Recipe: Basic Bread Stuffing

You can call it stuffing or dressing, make it of cornbread, croutons or stale French bread, season it with sage, thyme or family secrets, and add anything from oysters to water chestnuts. What you CAN’T do is skimp! Stuffing makes the meal for many people, and there’s a lot of disappointment if there isn’t enough. Feel free to double the recipe below.

As a rule of thumb, figure on 1/2 cup of dressing per pound of turkey.

Never, ever, stuff a turkey in advance.

This stuffing is good baked in a large squash; add a little more butter or olive oil

Stuffing bakes very well in a dish by itself.

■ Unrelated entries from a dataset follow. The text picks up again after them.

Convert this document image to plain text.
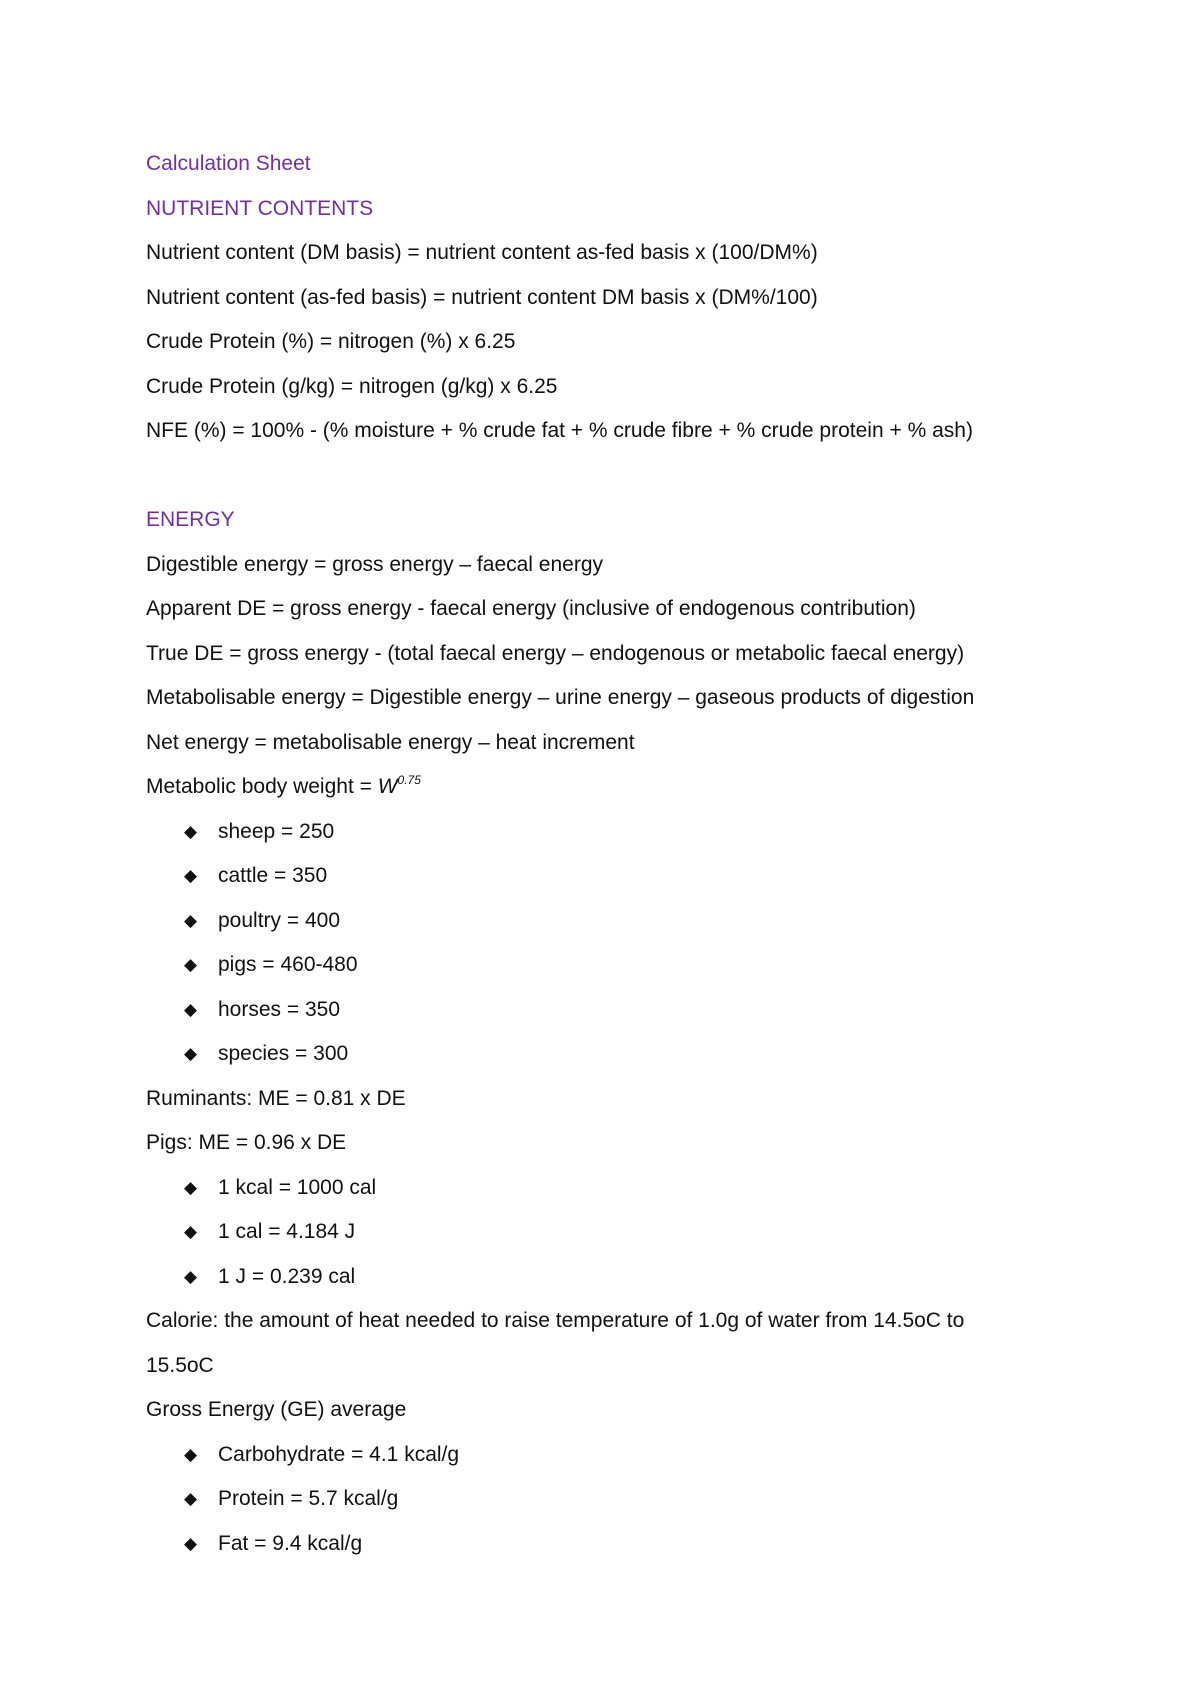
Calculation Sheet
NUTRIENT CONTENTS
Nutrient content (DM basis) = nutrient content as-fed basis x (100/DM%)
Nutrient content (as-fed basis) = nutrient content DM basis x (DM%/100)
Crude Protein (%) = nitrogen (%) x 6.25
Crude Protein (g/kg) = nitrogen (g/kg) x 6.25
NFE (%) = 100% - (% moisture + % crude fat + % crude fibre + % crude protein + % ash)
ENERGY
Digestible energy = gross energy – faecal energy
Apparent DE = gross energy - faecal energy (inclusive of endogenous contribution)
True DE = gross energy - (total faecal energy – endogenous or metabolic faecal energy)
Metabolisable energy = Digestible energy – urine energy – gaseous products of digestion
Net energy = metabolisable energy – heat increment
Metabolic body weight = $W^{0.75}$
◆ sheep = 250
◆ cattle = 350
◆ poultry = 400
◆ pigs = 460-480
◆ horses = 350
◆ species = 300
Ruminants: ME = 0.81 x DE
Pigs: ME = 0.96 x DE
◆ 1 kcal = 1000 cal
◆ 1 cal = 4.184 J
◆ 1 J = 0.239 cal
Calorie: the amount of heat needed to raise temperature of 1.0g of water from 14.5oC to
15.5oC
Gross Energy (GE) average
◆ Carbohydrate = 4.1 kcal/g
◆ Protein = 5.7 kcal/g
◆ Fat = 9.4 kcal/g
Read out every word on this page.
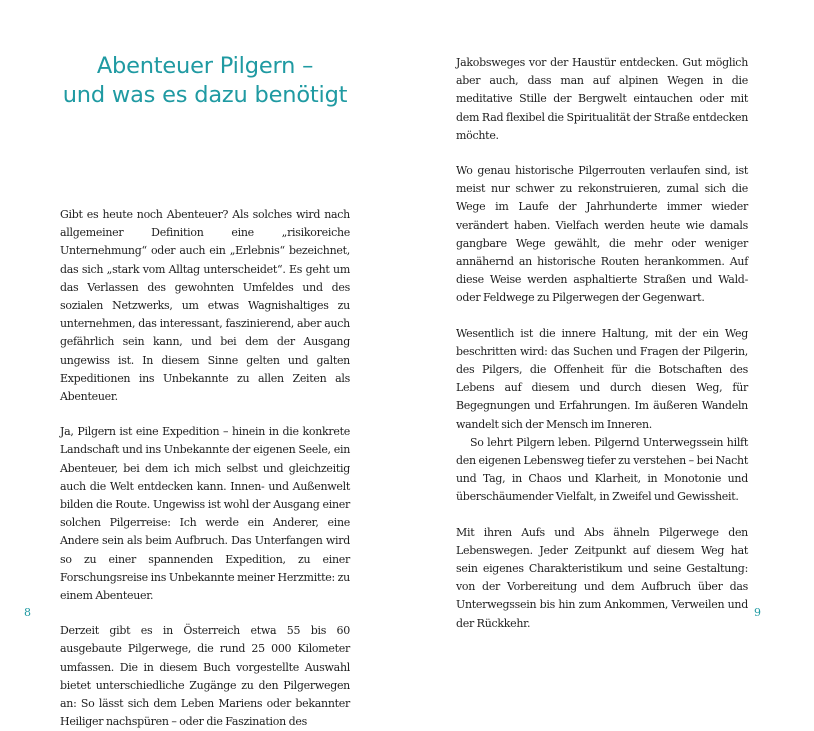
Abenteuer Pilgern –
und was es dazu benötigt

Gibt es heute noch Abenteuer? Als solches wird nach allgemeiner Definition eine „risikoreiche Unternehmung“ oder auch ein „Erlebnis“ bezeichnet, das sich „stark vom Alltag unterscheidet“. Es geht um das Verlassen des gewohnten Umfeldes und des sozialen Netzwerks, um etwas Wagnishaltiges zu unternehmen, das interessant, faszinierend, aber auch gefährlich sein kann, und bei dem der Ausgang ungewiss ist. In diesem Sinne gelten und galten Expeditionen ins Unbekannte zu allen Zeiten als Abenteuer.

Ja, Pilgern ist eine Expedition – hinein in die konkrete Landschaft und ins Unbekannte der eigenen Seele, ein Abenteuer, bei dem ich mich selbst und gleichzeitig auch die Welt entdecken kann. Innen- und Außenwelt bilden die Route. Ungewiss ist wohl der Ausgang einer solchen Pilgerreise: Ich werde ein Anderer, eine Andere sein als beim Aufbruch. Das Unterfangen wird so zu einer spannenden Expedition, zu einer Forschungsreise ins Unbekannte meiner Herzmitte: zu einem Abenteuer.

Derzeit gibt es in Österreich etwa 55 bis 60 ausgebaute Pilgerwege, die rund 25 000 Kilometer umfassen. Die in diesem Buch vorgestellte Auswahl bietet unterschiedliche Zugänge zu den Pilgerwegen an: So lässt sich dem Leben Mariens oder bekannter Heiliger nachspüren – oder die Faszination des

8

Jakobsweges vor der Haustür entdecken. Gut möglich aber auch, dass man auf alpinen Wegen in die meditative Stille der Bergwelt eintauchen oder mit dem Rad flexibel die Spiritualität der Straße entdecken möchte.

Wo genau historische Pilgerrouten verlaufen sind, ist meist nur schwer zu rekonstruieren, zumal sich die Wege im Laufe der Jahrhunderte immer wieder verändert haben. Vielfach werden heute wie damals gangbare Wege gewählt, die mehr oder weniger annähernd an historische Routen herankommen. Auf diese Weise werden asphaltierte Straßen und Wald- oder Feldwege zu Pilgerwegen der Gegenwart.

Wesentlich ist die innere Haltung, mit der ein Weg beschritten wird: das Suchen und Fragen der Pilgerin, des Pilgers, die Offenheit für die Botschaften des Lebens auf diesem und durch diesen Weg, für Begegnungen und Erfahrungen. Im äußeren Wandeln wandelt sich der Mensch im Inneren.

So lehrt Pilgern leben. Pilgernd Unterwegssein hilft den eigenen Lebensweg tiefer zu verstehen – bei Nacht und Tag, in Chaos und Klarheit, in Monotonie und überschäumender Vielfalt, in Zweifel und Gewissheit.

Mit ihren Aufs und Abs ähneln Pilgerwege den Lebenswegen. Jeder Zeitpunkt auf diesem Weg hat sein eigenes Charakteristikum und seine Gestaltung: von der Vorbereitung und dem Aufbruch über das Unterwegssein bis hin zum Ankommen, Verweilen und der Rückkehr.

9
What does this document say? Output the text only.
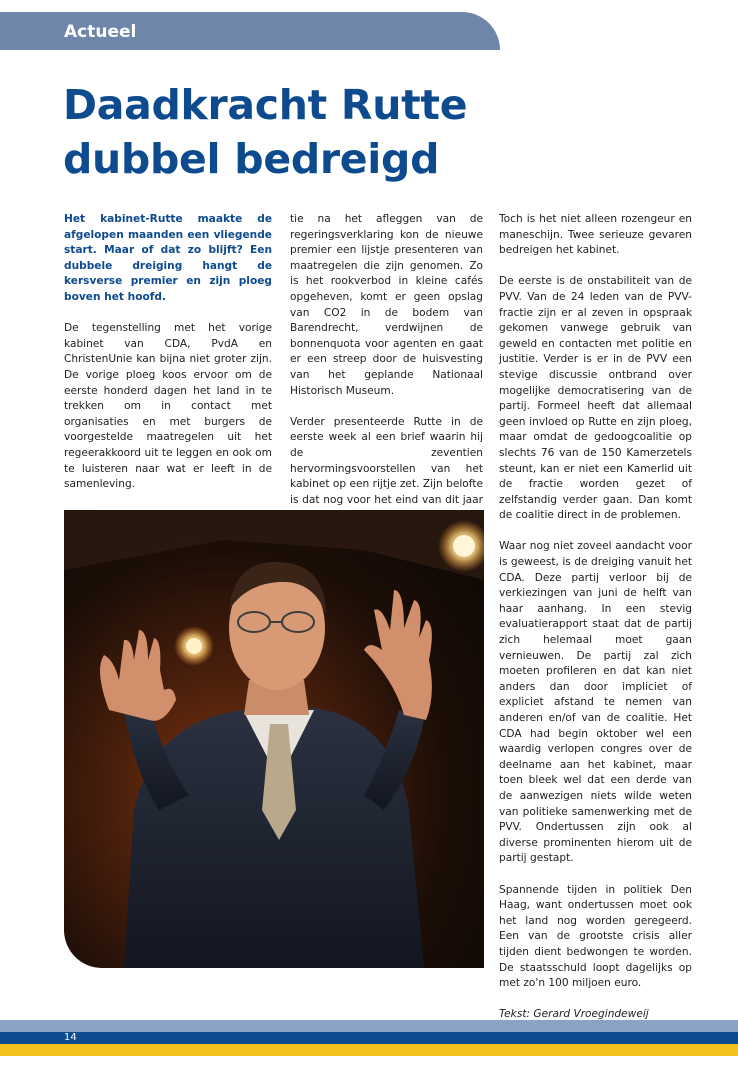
Actueel
Daadkracht Rutte
dubbel bedreigd

Het kabinet-Rutte maakte de afgelopen maanden een vliegende start. Maar of dat zo blijft? Een dubbele dreiging hangt de kersverse premier en zijn ploeg boven het hoofd.

De tegenstelling met het vorige kabinet van CDA, PvdA en ChristenUnie kan bijna niet groter zijn. De vorige ploeg koos ervoor om de eerste honderd dagen het land in te trekken om in contact met organisaties en met burgers de voorgestelde maatregelen uit het regeerakkoord uit te leggen en ook om te luisteren naar wat er leeft in de samenleving.

tie na het afleggen van de regeringsverklaring kon de nieuwe premier een lijstje presenteren van maatregelen die zijn genomen. Zo is het rookverbod in kleine cafés opgeheven, komt er geen opslag van CO2 in de bodem van Barendrecht, verdwijnen de bonnenquota voor agenten en gaat er een streep door de huisvesting van het geplande Nationaal Historisch Museum.

Verder presenteerde Rutte in de eerste week al een brief waarin hij de zeventien hervormingsvoorstellen van het kabinet op een rijtje zet. Zijn belofte is dat nog voor het eind van dit jaar

Toch is het niet alleen rozengeur en maneschijn. Twee serieuze gevaren bedreigen het kabinet.

De eerste is de onstabiliteit van de PVV. Van de 24 leden van de PVV-fractie zijn er al zeven in opspraak gekomen vanwege gebruik van geweld en contacten met politie en justitie. Verder is er in de PVV een stevige discussie ontbrand over mogelijke democratisering van de partij. Formeel heeft dat allemaal geen invloed op Rutte en zijn ploeg, maar omdat de gedoogcoalitie op slechts 76 van de 150 Kamerzetels steunt, kan er niet een Kamerlid uit de fractie worden gezet of zelfstandig verder gaan. Dan komt de coalitie direct in de problemen.

Waar nog niet zoveel aandacht voor is geweest, is de dreiging vanuit het CDA. Deze partij verloor bij de verkiezingen van juni de helft van haar aanhang. In een stevig evaluatierapport staat dat de partij zich helemaal moet gaan vernieuwen. De partij zal zich moeten profileren en dat kan niet anders dan door impliciet of expliciet afstand te nemen van anderen en/of van de coalitie. Het CDA had begin oktober wel een waardig verlopen congres over de deelname aan het kabinet, maar toen bleek wel dat een derde van de aanwezigen niets wilde weten van politieke samenwerking met de PVV. Ondertussen zijn ook al diverse prominenten hierom uit de partij gestapt.

Spannende tijden in politiek Den Haag, want ondertussen moet ook het land nog worden geregeerd. Een van de grootste crisis aller tijden dient bedwongen te worden. De staatsschuld loopt dagelijks op met zo'n 100 miljoen euro.

Tekst: Gerard Vroegindeweij

14
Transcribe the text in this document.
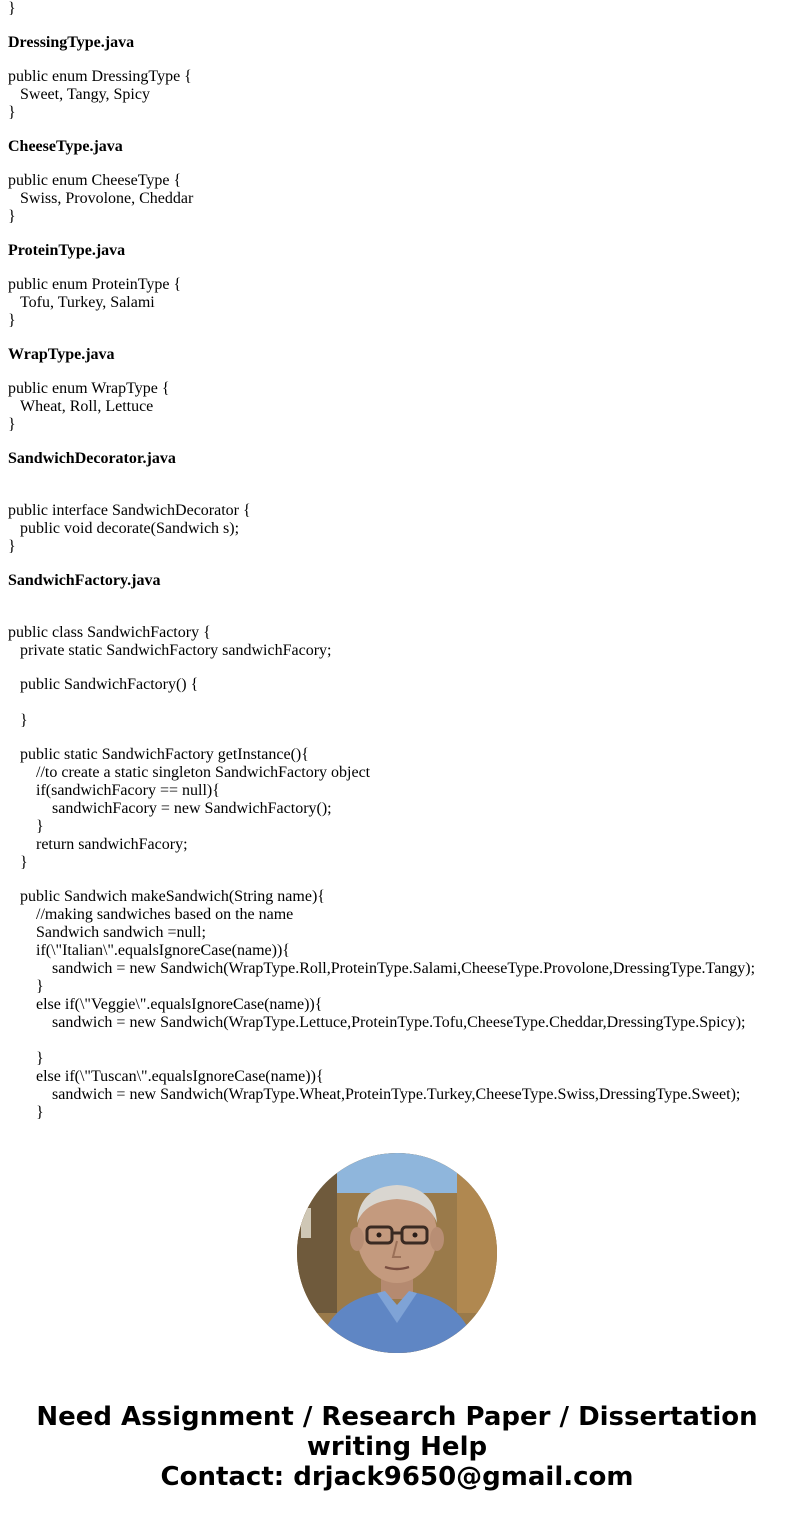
}
DressingType.java
public enum DressingType {
Sweet, Tangy, Spicy
}
CheeseType.java
public enum CheeseType {
Swiss, Provolone, Cheddar
}
ProteinType.java
public enum ProteinType {
Tofu, Turkey, Salami
}
WrapType.java
public enum WrapType {
Wheat, Roll, Lettuce
}
SandwichDecorator.java
public interface SandwichDecorator {
public void decorate(Sandwich s);
}
SandwichFactory.java
public class SandwichFactory {
private static SandwichFactory sandwichFacory;
public SandwichFactory() {
}
public static SandwichFactory getInstance(){
//to create a static singleton SandwichFactory object
if(sandwichFacory == null){
sandwichFacory = new SandwichFactory();
}
return sandwichFacory;
}
public Sandwich makeSandwich(String name){
//making sandwiches based on the name
Sandwich sandwich =null;
if(\"Italian\".equalsIgnoreCase(name)){
sandwich = new Sandwich(WrapType.Roll,ProteinType.Salami,CheeseType.Provolone,DressingType.Tangy);
}
else if(\"Veggie\".equalsIgnoreCase(name)){
sandwich = new Sandwich(WrapType.Lettuce,ProteinType.Tofu,CheeseType.Cheddar,DressingType.Spicy);
}
else if(\"Tuscan\".equalsIgnoreCase(name)){
sandwich = new Sandwich(WrapType.Wheat,ProteinType.Turkey,CheeseType.Swiss,DressingType.Sweet);
}
Need Assignment / Research Paper / Dissertation
writing Help
Contact: drjack9650@gmail.com
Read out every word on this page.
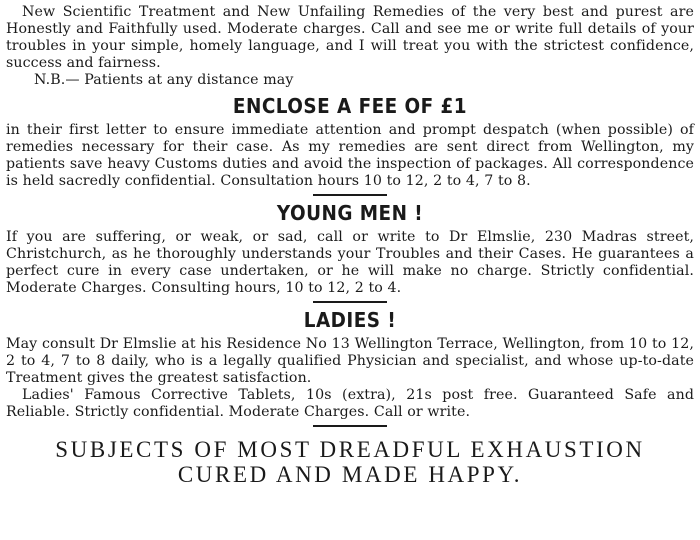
New Scientific Treatment and New Unfailing Remedies of the very best and purest are Honestly and Faithfully used. Moderate charges. Call and see me or write full details of your troubles in your simple, homely language, and I will treat you with the strictest confidence, success and fairness.

N.B.— Patients at any distance may

ENCLOSE A FEE OF £1

in their first letter to ensure immediate attention and prompt despatch (when possible) of remedies necessary for their case. As my remedies are sent direct from Wellington, my patients save heavy Customs duties and avoid the inspection of packages. All correspondence is held sacredly confidential. Consultation hours 10 to 12, 2 to 4, 7 to 8.

YOUNG MEN !

If you are suffering, or weak, or sad, call or write to Dr Elmslie, 230 Madras street, Christchurch, as he thoroughly understands your Troubles and their Cases. He guarantees a perfect cure in every case undertaken, or he will make no charge. Strictly confidential. Moderate Charges. Consulting hours, 10 to 12, 2 to 4.

LADIES !

May consult Dr Elmslie at his Residence No 13 Wellington Terrace, Wellington, from 10 to 12, 2 to 4, 7 to 8 daily, who is a legally qualified Physician and specialist, and whose up-to-date Treatment gives the greatest satisfaction.

Ladies' Famous Corrective Tablets, 10s (extra), 21s post free. Guaranteed Safe and Reliable. Strictly confidential. Moderate Charges. Call or write.

SUBJECTS OF MOST DREADFUL EXHAUSTION
CURED AND MADE HAPPY.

It’s safer from a food handling perspective, and the vegetarians can eat it. Unstuffed turkey cooks faster.

This recipe is flexible; substitute ingredients at will, keeping the same proportions.

Makes about 6 cups, enough for a 12 lb. turkey.


1/2 cup butter or olive oil
1 large onion, diced
1-1/2 cups celery, sliced thinly
1-1/2 cups mushrooms, sliced thinly
1 tsp. dried tarragon, thyme or sage
1 tsp. salt
6 cups diced day old bread
(1 cup nutmeats)
Milk, stock or melted butter to moisten the dressing


Melt the butter in a pan large enough to hold all the ingredients. Sauté the onion, celery and mushrooms for about two minutes. Add the dried herbs and salt and sauté one minute more. Turn the heat very low and add the bread (we like French bread, but any sturdy bread will do), tossing to coat with the melted butter. Add nutmeats if using. Add sufficient milk, stock or melted butter to moisten the dressing very lightly - you want the bread to soften and stick together just a little bit, but not to be gummy. Place in a greased casserole dish, hollowed out vegetables, or turkey.

Note: Milk or soy milk work fine as a moistener, as does canned stock. A traditionalist will cook the giblets in 2 cups cold water until tender, chop and add them to the stuffing, and use the cooking water to moisten the stuffing.